Accordingly, the present invention may be characterized in one aspect thereof by a method of aerating wastewater to enhance aerobic treatment comprising:
a) introducing a stream of oxygen depleted wastewater from a lagoon into an upper level of a treatment vessel and directing the stream downwardly in the vessel and into the path of perforated vanes rotating about a vertical axis in the vessel;
b) impinging the vanes at a right angle against the downwardly flowing wastewater stream with sufficient force to temporarily divide at least part of the wastewater stream into a fine droplet mist, the dividing of the wastewater stream into the fine droplet mist and resulting surface area expansion creating a negative pressure within the vessel;
c) drawing atmospheric air in to the vessel in response to the negative pressure, the air drawn into the vessel intimately mixing with the fine droplet mist and becoming entrained in the mist and forming relatively small bubbles as droplets in the mist coalesce thereby facilitating the dissolving of atmospheric oxygen into the wastewater and enhancing the oxygen content of the wastewater;
d) expelling the now oxygen enhanced treated wastewater from an outlet at a lower level of the vessel under the influence of a pumping action produced by the rotating vanes; and
e) returning the oxygen enhanced wastewater back to the lagoon.

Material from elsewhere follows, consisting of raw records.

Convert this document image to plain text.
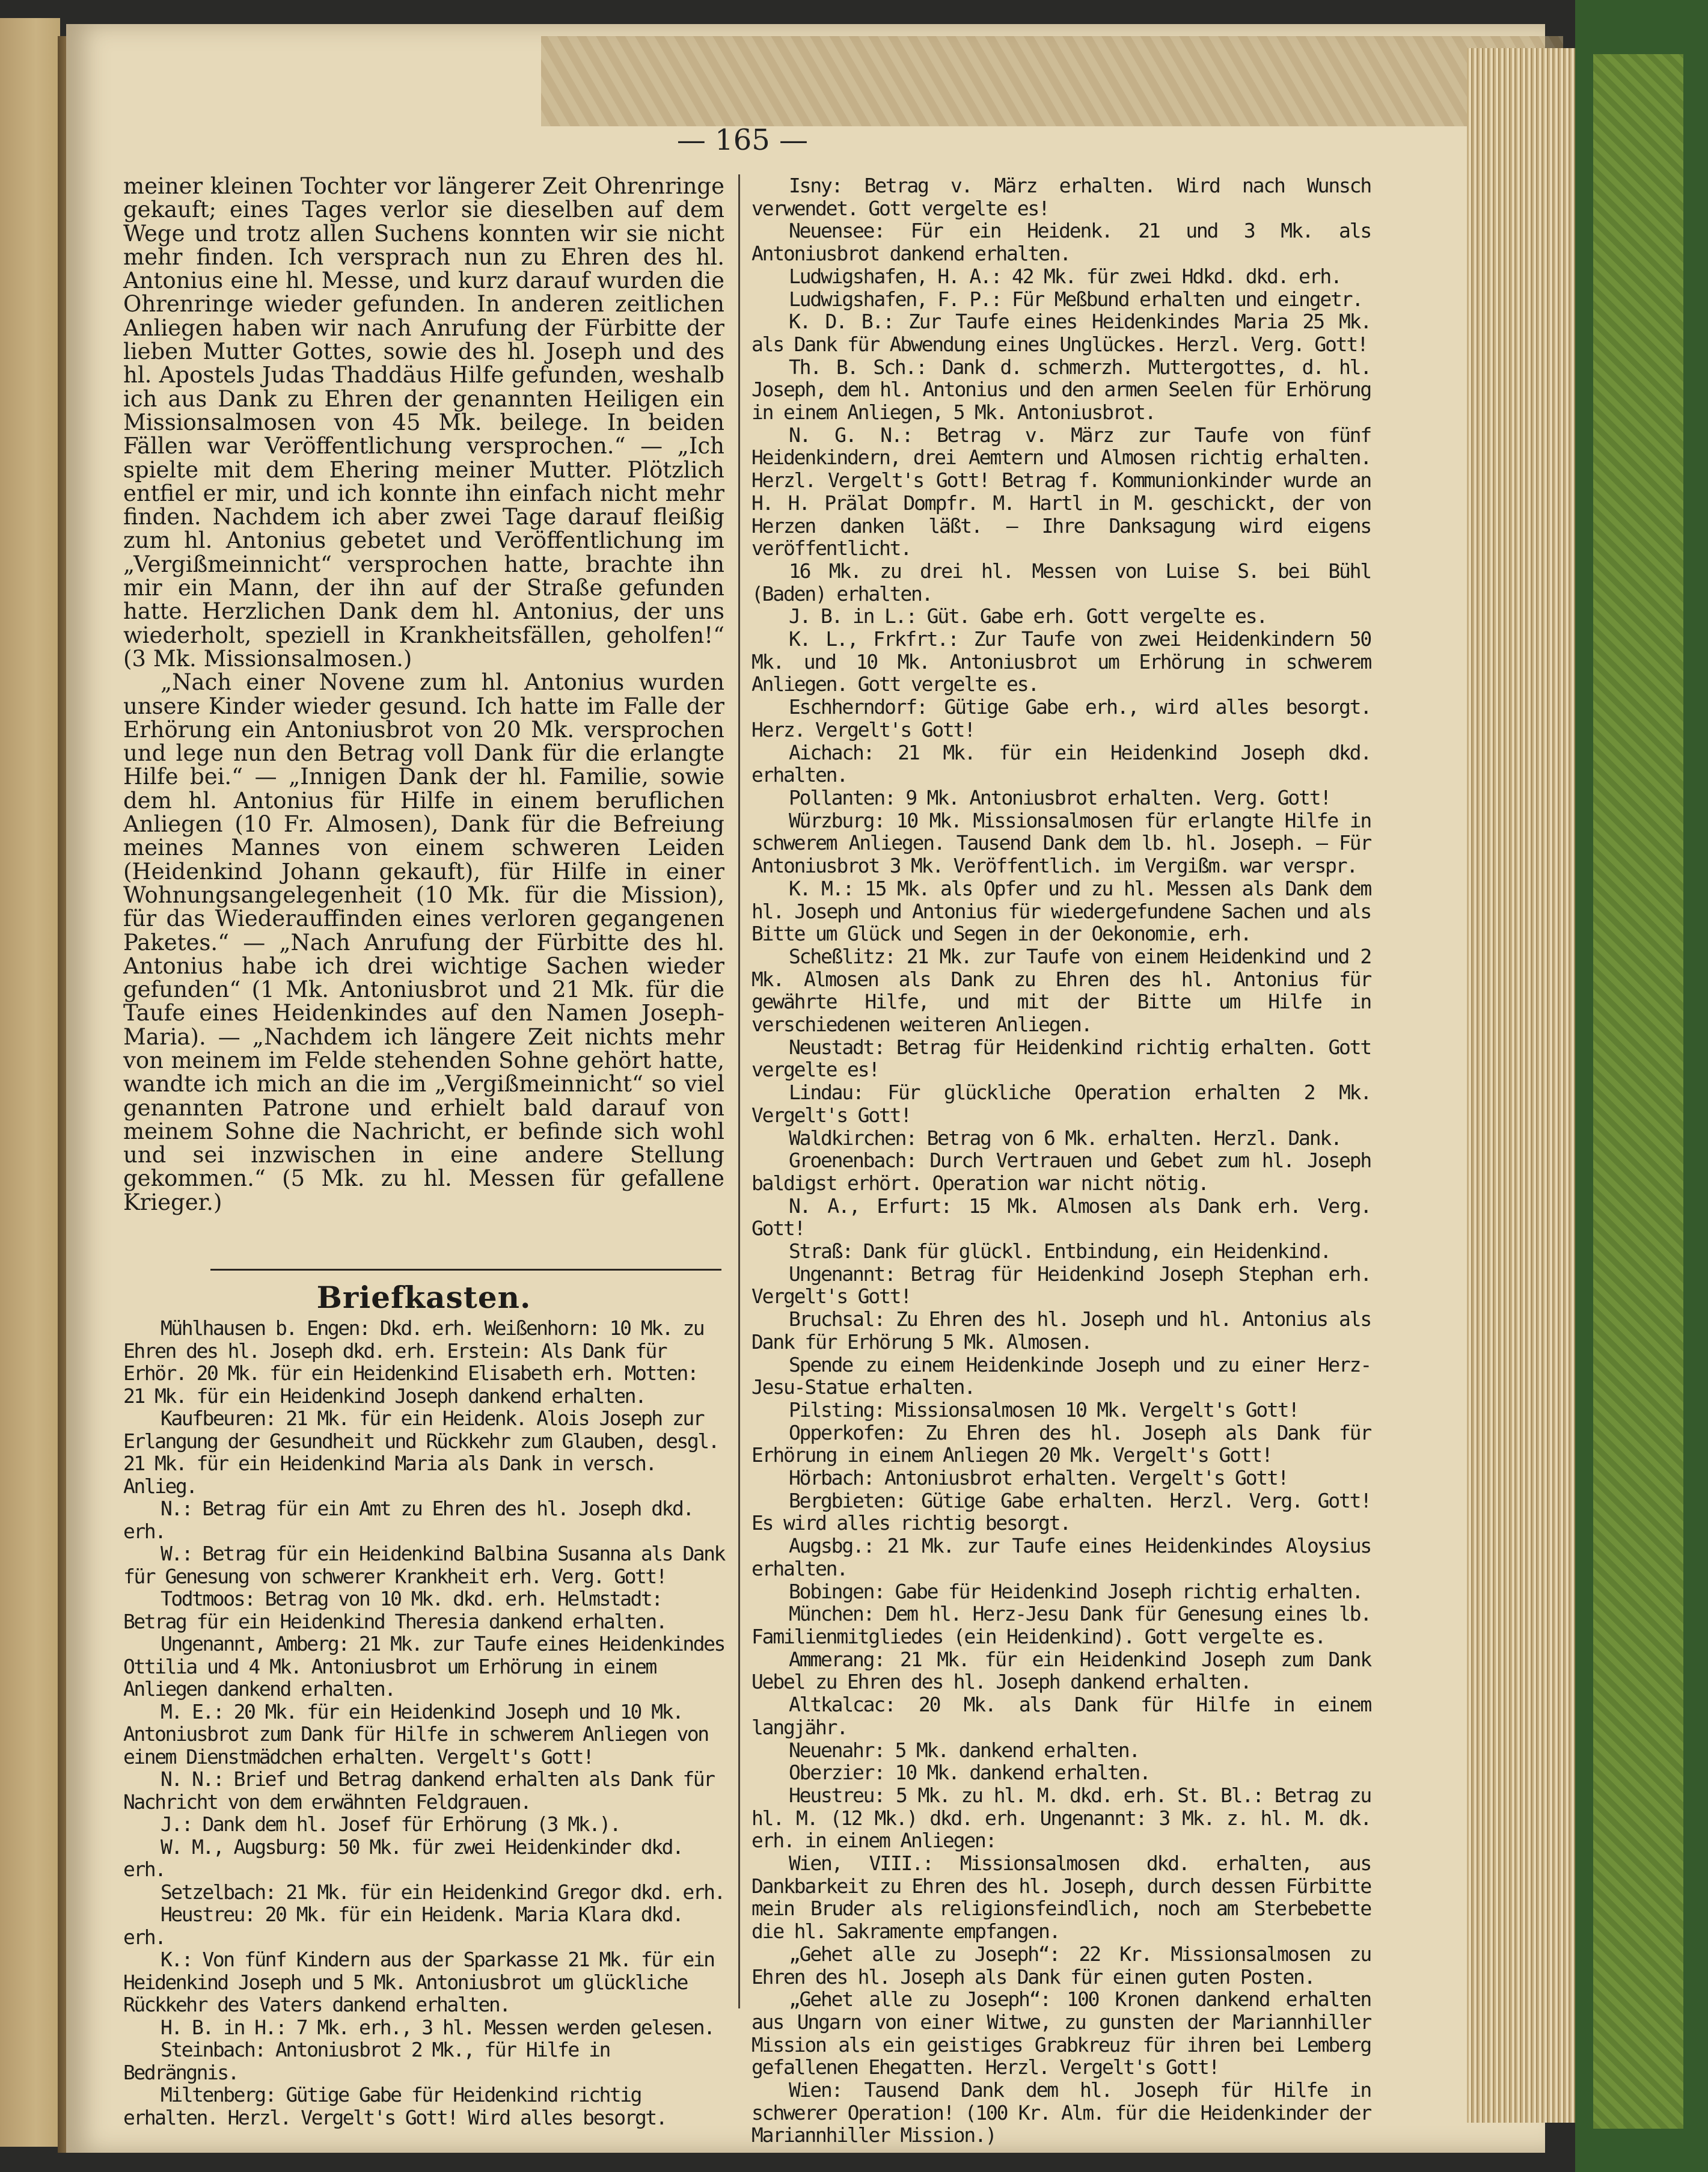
— 165 —

meiner kleinen Tochter vor längerer Zeit Ohrenringe gekauft; eines Tages verlor sie dieselben auf dem Wege und trotz allen Suchens konnten wir sie nicht mehr finden. Ich versprach nun zu Ehren des hl. Antonius eine hl. Messe, und kurz darauf wurden die Ohrenringe wieder gefunden. In anderen zeitlichen Anliegen haben wir nach Anrufung der Fürbitte der lieben Mutter Gottes, sowie des hl. Joseph und des hl. Apostels Judas Thaddäus Hilfe gefunden, weshalb ich aus Dank zu Ehren der genannten Heiligen ein Missionsalmosen von 45 Mk. beilege. In beiden Fällen war Veröffentlichung versprochen.“ — „Ich spielte mit dem Ehering meiner Mutter. Plötzlich entfiel er mir, und ich konnte ihn einfach nicht mehr finden. Nachdem ich aber zwei Tage darauf fleißig zum hl. Antonius gebetet und Veröffentlichung im „Vergißmeinnicht“ versprochen hatte, brachte ihn mir ein Mann, der ihn auf der Straße gefunden hatte. Herzlichen Dank dem hl. Antonius, der uns wiederholt, speziell in Krankheitsfällen, geholfen!“ (3 Mk. Missionsalmosen.)

„Nach einer Novene zum hl. Antonius wurden unsere Kinder wieder gesund. Ich hatte im Falle der Erhörung ein Antoniusbrot von 20 Mk. versprochen und lege nun den Betrag voll Dank für die erlangte Hilfe bei.“ — „Innigen Dank der hl. Familie, sowie dem hl. Antonius für Hilfe in einem beruflichen Anliegen (10 Fr. Almosen), Dank für die Befreiung meines Mannes von einem schweren Leiden (Heidenkind Johann gekauft), für Hilfe in einer Wohnungsangelegenheit (10 Mk. für die Mission), für das Wiederauffinden eines verloren gegangenen Paketes.“ — „Nach Anrufung der Fürbitte des hl. Antonius habe ich drei wichtige Sachen wieder gefunden“ (1 Mk. Antoniusbrot und 21 Mk. für die Taufe eines Heidenkindes auf den Namen Joseph-Maria). — „Nachdem ich längere Zeit nichts mehr von meinem im Felde stehenden Sohne gehört hatte, wandte ich mich an die im „Vergißmeinnicht“ so viel genannten Patrone und erhielt bald darauf von meinem Sohne die Nachricht, er befinde sich wohl und sei inzwischen in eine andere Stellung gekommen.“ (5 Mk. zu hl. Messen für gefallene Krieger.)

Briefkasten.

Mühlhausen b. Engen: Dkd. erh. Weißenhorn: 10 Mk. zu Ehren des hl. Joseph dkd. erh. Erstein: Als Dank für Erhör. 20 Mk. für ein Heidenkind Elisabeth erh. Motten: 21 Mk. für ein Heidenkind Joseph dankend erhalten.

Kaufbeuren: 21 Mk. für ein Heidenk. Alois Joseph zur Erlangung der Gesundheit und Rückkehr zum Glauben, desgl. 21 Mk. für ein Heidenkind Maria als Dank in versch. Anlieg.

N.: Betrag für ein Amt zu Ehren des hl. Joseph dkd. erh.

W.: Betrag für ein Heidenkind Balbina Susanna als Dank für Genesung von schwerer Krankheit erh. Verg. Gott!

Todtmoos: Betrag von 10 Mk. dkd. erh. Helmstadt: Betrag für ein Heidenkind Theresia dankend erhalten.

Ungenannt, Amberg: 21 Mk. zur Taufe eines Heidenkindes Ottilia und 4 Mk. Antoniusbrot um Erhörung in einem Anliegen dankend erhalten.

M. E.: 20 Mk. für ein Heidenkind Joseph und 10 Mk. Antoniusbrot zum Dank für Hilfe in schwerem Anliegen von einem Dienstmädchen erhalten. Vergelt's Gott!

N. N.: Brief und Betrag dankend erhalten als Dank für Nachricht von dem erwähnten Feldgrauen.

J.: Dank dem hl. Josef für Erhörung (3 Mk.).

W. M., Augsburg: 50 Mk. für zwei Heidenkinder dkd. erh.

Setzelbach: 21 Mk. für ein Heidenkind Gregor dkd. erh.

Heustreu: 20 Mk. für ein Heidenk. Maria Klara dkd. erh.

K.: Von fünf Kindern aus der Sparkasse 21 Mk. für ein Heidenkind Joseph und 5 Mk. Antoniusbrot um glückliche Rückkehr des Vaters dankend erhalten.

H. B. in H.: 7 Mk. erh., 3 hl. Messen werden gelesen.

Steinbach: Antoniusbrot 2 Mk., für Hilfe in Bedrängnis.

Miltenberg: Gütige Gabe für Heidenkind richtig erhalten. Herzl. Vergelt's Gott! Wird alles besorgt.

Isny: Betrag v. März erhalten. Wird nach Wunsch verwendet. Gott vergelte es!

Neuensee: Für ein Heidenk. 21 und 3 Mk. als Antoniusbrot dankend erhalten.

Ludwigshafen, H. A.: 42 Mk. für zwei Hdkd. dkd. erh.

Ludwigshafen, F. P.: Für Meßbund erhalten und eingetr.

K. D. B.: Zur Taufe eines Heidenkindes Maria 25 Mk. als Dank für Abwendung eines Unglückes. Herzl. Verg. Gott!

Th. B. Sch.: Dank d. schmerzh. Muttergottes, d. hl. Joseph, dem hl. Antonius und den armen Seelen für Erhörung in einem Anliegen, 5 Mk. Antoniusbrot.

N. G. N.: Betrag v. März zur Taufe von fünf Heidenkindern, drei Aemtern und Almosen richtig erhalten. Herzl. Vergelt's Gott! Betrag f. Kommunionkinder wurde an H. H. Prälat Dompfr. M. Hartl in M. geschickt, der von Herzen danken läßt. — Ihre Danksagung wird eigens veröffentlicht.

16 Mk. zu drei hl. Messen von Luise S. bei Bühl (Baden) erhalten.

J. B. in L.: Güt. Gabe erh. Gott vergelte es.

K. L., Frkfrt.: Zur Taufe von zwei Heidenkindern 50 Mk. und 10 Mk. Antoniusbrot um Erhörung in schwerem Anliegen. Gott vergelte es.

Eschherndorf: Gütige Gabe erh., wird alles besorgt. Herz. Vergelt's Gott!

Aichach: 21 Mk. für ein Heidenkind Joseph dkd. erhalten.

Pollanten: 9 Mk. Antoniusbrot erhalten. Verg. Gott!

Würzburg: 10 Mk. Missionsalmosen für erlangte Hilfe in schwerem Anliegen. Tausend Dank dem lb. hl. Joseph. — Für Antoniusbrot 3 Mk. Veröffentlich. im Vergißm. war verspr.

K. M.: 15 Mk. als Opfer und zu hl. Messen als Dank dem hl. Joseph und Antonius für wiedergefundene Sachen und als Bitte um Glück und Segen in der Oekonomie, erh.

Scheßlitz: 21 Mk. zur Taufe von einem Heidenkind und 2 Mk. Almosen als Dank zu Ehren des hl. Antonius für gewährte Hilfe, und mit der Bitte um Hilfe in verschiedenen weiteren Anliegen.

Neustadt: Betrag für Heidenkind richtig erhalten. Gott vergelte es!

Lindau: Für glückliche Operation erhalten 2 Mk. Vergelt's Gott!

Waldkirchen: Betrag von 6 Mk. erhalten. Herzl. Dank.

Groenenbach: Durch Vertrauen und Gebet zum hl. Joseph baldigst erhört. Operation war nicht nötig.

N. A., Erfurt: 15 Mk. Almosen als Dank erh. Verg. Gott!

Straß: Dank für glückl. Entbindung, ein Heidenkind.

Ungenannt: Betrag für Heidenkind Joseph Stephan erh. Vergelt's Gott!

Bruchsal: Zu Ehren des hl. Joseph und hl. Antonius als Dank für Erhörung 5 Mk. Almosen.

Spende zu einem Heidenkinde Joseph und zu einer Herz-Jesu-Statue erhalten.

Pilsting: Missionsalmosen 10 Mk. Vergelt's Gott!

Opperkofen: Zu Ehren des hl. Joseph als Dank für Erhörung in einem Anliegen 20 Mk. Vergelt's Gott!

Hörbach: Antoniusbrot erhalten. Vergelt's Gott!

Bergbieten: Gütige Gabe erhalten. Herzl. Verg. Gott! Es wird alles richtig besorgt.

Augsbg.: 21 Mk. zur Taufe eines Heidenkindes Aloysius erhalten.

Bobingen: Gabe für Heidenkind Joseph richtig erhalten.

München: Dem hl. Herz-Jesu Dank für Genesung eines lb. Familienmitgliedes (ein Heidenkind). Gott vergelte es.

Ammerang: 21 Mk. für ein Heidenkind Joseph zum Dank Uebel zu Ehren des hl. Joseph dankend erhalten.

Altkalcac: 20 Mk. als Dank für Hilfe in einem langjähr.

Neuenahr: 5 Mk. dankend erhalten.

Oberzier: 10 Mk. dankend erhalten.

Heustreu: 5 Mk. zu hl. M. dkd. erh. St. Bl.: Betrag zu hl. M. (12 Mk.) dkd. erh. Ungenannt: 3 Mk. z. hl. M. dk. erh. in einem Anliegen:

Wien, VIII.: Missionsalmosen dkd. erhalten, aus Dankbarkeit zu Ehren des hl. Joseph, durch dessen Fürbitte mein Bruder als religionsfeindlich, noch am Sterbebette die hl. Sakramente empfangen.

„Gehet alle zu Joseph“: 22 Kr. Missionsalmosen zu Ehren des hl. Joseph als Dank für einen guten Posten.

„Gehet alle zu Joseph“: 100 Kronen dankend erhalten aus Ungarn von einer Witwe, zu gunsten der Mariannhiller Mission als ein geistiges Grabkreuz für ihren bei Lemberg gefallenen Ehegatten. Herzl. Vergelt's Gott!

Wien: Tausend Dank dem hl. Joseph für Hilfe in schwerer Operation! (100 Kr. Alm. für die Heidenkinder der Mariannhiller Mission.)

In another aspect, the present invention may be characterized by an apparatus for aerating wastewater comprising:
a) a vessel having an oxygen depleted wastewater inlet at an upper level and an oxygen enhanced wastewater outlet at a lower level;
b) a vaned rotor within the vessel and arranged for rotation about a vertical axis, each of the vanes having a plurality of openings therethrough;
c) means for rotating the rotor;
d) the inlet being arranged to direct an oxygen depleted wastewater stream downwardly into the vessel along a path generally parallel to the rotor axis of rotation so that the vanes impinge against the oxygen depleted wastewater stream at a generally right angle thereby dividing the stream into a fine droplet mist and creating a negative pressure in the vessel;
e) a valved inlet for admitting atmospheric air into the vessel in response to the negative internal pressure, the air mixing with the fine droplet mist thereby enhancing the oxygen content of the wastewater stream; and
f) the rotating vaned rotor providing a pumping means to expel the now oxygen enhanced wastewater stream from the enhanced wastewater outlet at a lower level of the vessel.